Facebook post #73 (#72 added to previous WWII Jersey post)
Just slightly more upliftingly, I just discovered an unexpected resident with our Essex family in 1939:
Vera Wisser, aged 17, Jewish refugee
I can find nothing else about Vera, but she was the maximum age for qualification for the kindertransport. This scheme was not a government initiative but volunteers were permitted to organise temporary immigration for unaccompanied children. It was on condition that the immigrants would cost the state nothing, including eventual repatriation.

The right were objecting to refugees, of course, e.g. “German Jews Pouring Into This Country” (Daily Mail). But an appeal for foster homes was put out on the BBC Home Service in November 1938. Cursory checks were made on potential foster homes, and eventually 10,000 children were settled.

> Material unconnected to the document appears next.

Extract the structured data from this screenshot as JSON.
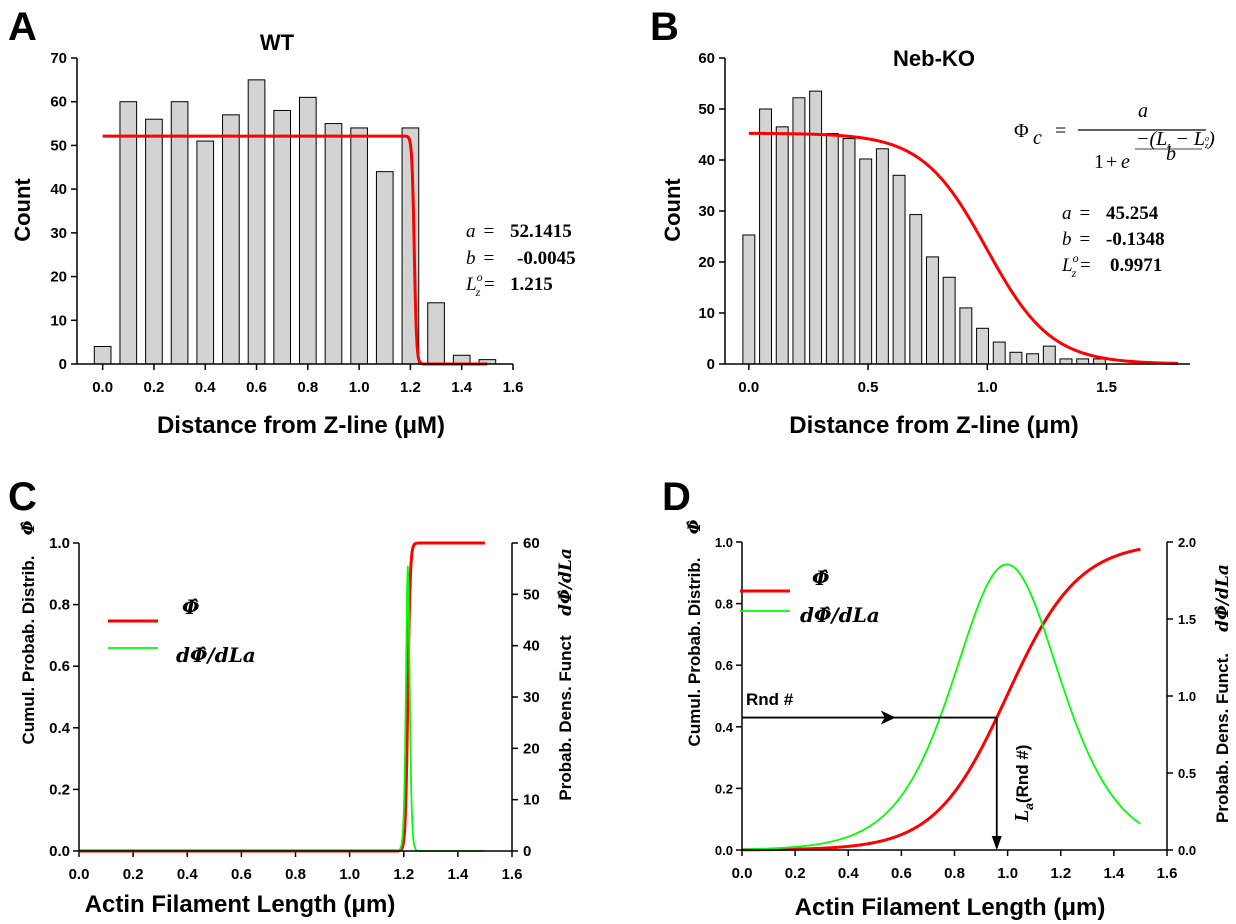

“Some never saw their parents again; all suffered the pain of separation; some were so traumatised they couldn’t speak of what had happened to them for decades afterwards – not even to their children. But in each the light of defiance, humour and commitment to life shines through.” (Moss)
It seems probably that Vera was one of the 10,000. She would have landed at Harwich, and taken by train to Liverpool St – the pic is of the kindertransport monument there – and back up to Saffron Walden. The Barnards could afford it, and doubtless Vera was helpful around the house – Willmary, Newport. Still, a pleasing find.